WWF: Austria Built Over 10× Stephansplatz Area Each Day

WWF: Austria Built Over 10× Stephansplatz Area Each Day

APA/HELMUT FOHRINGER

In Austria, over the past decade an average daily area ten times the size of Vienna’s Stephansplatz has been built over. “Land consumption here is more than four times too high,” WWF Austria environmentalists said Thursday at an online press conference, citing the “WWF Soil Report 2025: Heavily Built-Up Austria.” They blame decades of political failures at federal, state, and local levels.

“Since 2002, when the federal government committed to a 2.5 ha/day limit, it has been missed every single year,” the experts said. From 2015–2024, soil sealing averaged 11 ha daily—one hectare being roughly Stephansplatz’s area.

Slight Decline Tied to Economy
In 2023 and 2024 soil sealing eased slightly to 8 ha and 7 ha per day, largely due to fewer recreational developments and an economic downturn.

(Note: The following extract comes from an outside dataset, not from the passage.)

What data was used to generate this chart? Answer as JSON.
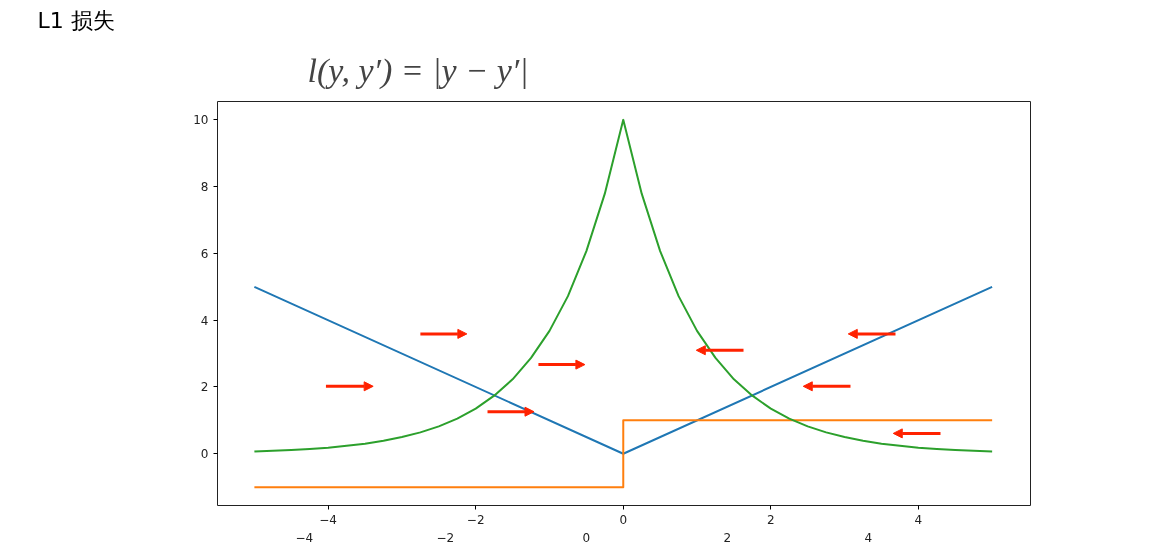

“This high land take is one of the biggest environmental problems,” said WWF Austria’s Hanna Simons. It boosts greenhouse-gas emissions, destroys CO₂ sinks, and worsens extreme-weather impacts by reducing soils’ water-storage capacity.

According to Austria’s Spatial Planning Conference (ÖROK), settlement expansion causes 61 % of land consumption (3,453 km²), transport 30 % (1,720 km²), plus leisure areas (330 km²) and utilities (145 km²).

Political Failures & Roadbuilding Critique
WWF blames “decades of policy missteps” and says the current coalition programme lacks concrete soil-protection measures and even pushes major road projects like the Lobau motorway and Bodensee fast road.

Solutions Proposed
WWF calls for a nationwide de-sealing and greening initiative, binding federal soil-protection laws, limits on roadbuilding, and reuse of empty town-centre buildings. “A binding cap on land take is crucial—no instrument currently forces any level of government to respect an upper limit,” Simons said.